With a standardized design, robots will have an easier time completing deliveries. On the other side of the wall, home robots can pick up delivered goods and distribute them inside your home; groceries can go directly into the fridge.
But the best part is that this new mailbox turns shipping from a unidirectional system to bidirectional. Homes can become producers, shipping goods anywhere in the world. For instance, your mom can cook dinner for you from anywhere, she just makes you a meal and drops it in the freezer section of her mailbox. Then, a distributor picks up the food and delivers it to the freezer section of your mailbox. This act of love is prohibitively expensive today, but an end-to-end automated shipping system makes it trivial4.
More generally, an automated mailbox means that people can produce and sell products from their home without having to spend much time or money on postage. Artisans across the world would have access to a global marketplace and low shipping costs, an advantage large companies have enjoyed for decades.
Shipping directly from the home means easier product returns and recycling. Imagine trying on 10 shirts, throwing the ones you don’t want back in the box, and paying only for the ones you kept5. Recycling packaging and electronics is easy too, just ship them back to the producer. The sharing economy can extend to every household item when all you have to do is place an item into a compartment set in your wall6. Pipedream labs calls this free movement of goods “hyperlogistics”.
Automation of the rest of the supply chain is already happening, but like social media, automated mailboxes are only valuable if everyone else is using them. Switching billions of consumers over to a new mail system will take a lot of work, but we have the opportunity to empower home producers, lower shipping costs, and remake the sharing economy. We can connect everyone to an internet of physical goods, moving matter the way we move information today.
The future is even more exotic, with rockets, drones, robots, railguns, catapults, cannons, pnumatic tubes, hyperloop, and zepplins potentially joining the ranks.

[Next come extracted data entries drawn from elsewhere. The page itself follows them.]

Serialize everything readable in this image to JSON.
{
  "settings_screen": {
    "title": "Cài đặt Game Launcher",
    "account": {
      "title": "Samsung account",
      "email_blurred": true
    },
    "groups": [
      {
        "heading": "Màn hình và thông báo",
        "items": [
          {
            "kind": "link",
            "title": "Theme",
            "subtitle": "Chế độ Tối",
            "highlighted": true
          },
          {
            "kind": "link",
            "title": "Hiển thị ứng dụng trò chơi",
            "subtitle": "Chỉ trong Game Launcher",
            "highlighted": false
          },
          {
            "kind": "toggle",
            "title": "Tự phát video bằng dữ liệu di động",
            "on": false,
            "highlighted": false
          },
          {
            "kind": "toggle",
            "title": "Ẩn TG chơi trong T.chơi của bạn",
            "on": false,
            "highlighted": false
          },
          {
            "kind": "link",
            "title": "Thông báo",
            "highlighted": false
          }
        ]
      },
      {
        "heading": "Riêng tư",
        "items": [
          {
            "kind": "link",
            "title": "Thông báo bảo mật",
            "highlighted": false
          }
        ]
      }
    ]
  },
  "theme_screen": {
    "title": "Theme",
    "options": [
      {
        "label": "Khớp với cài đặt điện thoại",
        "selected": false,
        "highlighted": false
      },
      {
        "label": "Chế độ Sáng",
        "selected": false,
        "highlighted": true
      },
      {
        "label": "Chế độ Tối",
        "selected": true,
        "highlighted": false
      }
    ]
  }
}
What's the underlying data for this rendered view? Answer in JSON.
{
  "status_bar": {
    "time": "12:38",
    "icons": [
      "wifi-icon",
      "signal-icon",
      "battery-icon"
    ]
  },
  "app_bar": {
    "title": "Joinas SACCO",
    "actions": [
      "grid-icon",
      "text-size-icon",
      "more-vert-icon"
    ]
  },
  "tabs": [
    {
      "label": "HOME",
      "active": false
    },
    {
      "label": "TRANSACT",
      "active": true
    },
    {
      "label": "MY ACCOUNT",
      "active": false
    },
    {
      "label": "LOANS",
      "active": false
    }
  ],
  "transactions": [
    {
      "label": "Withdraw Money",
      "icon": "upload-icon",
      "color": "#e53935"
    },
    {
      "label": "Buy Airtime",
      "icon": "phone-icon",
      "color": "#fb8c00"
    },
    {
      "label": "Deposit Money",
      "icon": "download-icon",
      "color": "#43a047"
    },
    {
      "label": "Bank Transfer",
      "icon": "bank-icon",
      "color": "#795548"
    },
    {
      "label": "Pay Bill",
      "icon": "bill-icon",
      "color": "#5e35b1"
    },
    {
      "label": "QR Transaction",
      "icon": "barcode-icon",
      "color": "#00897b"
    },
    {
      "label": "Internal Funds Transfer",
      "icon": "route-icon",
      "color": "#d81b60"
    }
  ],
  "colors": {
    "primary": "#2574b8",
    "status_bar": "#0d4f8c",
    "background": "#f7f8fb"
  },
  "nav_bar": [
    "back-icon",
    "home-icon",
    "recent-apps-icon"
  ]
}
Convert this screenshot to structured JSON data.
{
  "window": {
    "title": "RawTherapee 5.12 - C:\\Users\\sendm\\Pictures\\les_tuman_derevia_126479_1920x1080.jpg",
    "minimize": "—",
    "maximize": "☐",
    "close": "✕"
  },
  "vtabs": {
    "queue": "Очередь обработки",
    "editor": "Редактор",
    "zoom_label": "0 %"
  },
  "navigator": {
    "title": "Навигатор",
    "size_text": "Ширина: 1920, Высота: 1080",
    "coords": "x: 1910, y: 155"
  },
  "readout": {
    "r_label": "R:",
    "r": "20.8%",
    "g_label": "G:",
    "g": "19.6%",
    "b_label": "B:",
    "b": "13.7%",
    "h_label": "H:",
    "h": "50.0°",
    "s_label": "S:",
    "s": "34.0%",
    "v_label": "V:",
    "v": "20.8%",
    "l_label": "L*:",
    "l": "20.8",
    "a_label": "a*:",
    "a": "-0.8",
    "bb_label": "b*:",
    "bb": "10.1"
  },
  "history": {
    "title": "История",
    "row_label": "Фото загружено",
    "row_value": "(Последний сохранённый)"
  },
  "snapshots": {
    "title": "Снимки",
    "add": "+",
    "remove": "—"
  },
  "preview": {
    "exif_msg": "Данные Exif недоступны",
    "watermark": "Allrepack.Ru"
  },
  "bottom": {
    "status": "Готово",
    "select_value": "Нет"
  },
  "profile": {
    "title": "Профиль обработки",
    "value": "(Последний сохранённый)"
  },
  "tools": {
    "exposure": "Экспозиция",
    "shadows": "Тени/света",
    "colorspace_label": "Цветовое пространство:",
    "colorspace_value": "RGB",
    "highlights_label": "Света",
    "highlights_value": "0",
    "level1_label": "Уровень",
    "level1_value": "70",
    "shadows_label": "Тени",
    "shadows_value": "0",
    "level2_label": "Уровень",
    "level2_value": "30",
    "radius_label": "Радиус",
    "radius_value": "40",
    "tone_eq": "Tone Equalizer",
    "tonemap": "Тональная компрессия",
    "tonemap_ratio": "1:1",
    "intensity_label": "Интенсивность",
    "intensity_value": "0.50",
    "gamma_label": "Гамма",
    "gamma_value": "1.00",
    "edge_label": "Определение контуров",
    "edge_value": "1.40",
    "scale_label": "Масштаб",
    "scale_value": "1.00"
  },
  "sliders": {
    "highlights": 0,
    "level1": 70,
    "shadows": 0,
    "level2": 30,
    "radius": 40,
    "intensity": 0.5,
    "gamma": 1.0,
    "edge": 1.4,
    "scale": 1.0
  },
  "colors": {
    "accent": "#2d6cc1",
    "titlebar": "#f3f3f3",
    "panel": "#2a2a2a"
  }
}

This system can also be more private than today’s mail. Instead of giving your address to a company, you can route all your goods through a trusted, local distributor that has your address. The company only learns which distributor you live near and the distributor doesn’t know what you’re buying.
Taken to an extreme, physical stores would be unnecessary for all but the largest items. Instead of restocking and inventory, employees can focus on helping customers find and use products.
Thought of in this way, a transformed mailbox can become something more like a closet that holds all your stuff and is networked to the rest of the world. It’s incredible how much of our homes are dedicated to storage. Why not put everything into the mailbox and let robots fetch things for you when they’re needed while renting the rest to your neighbors?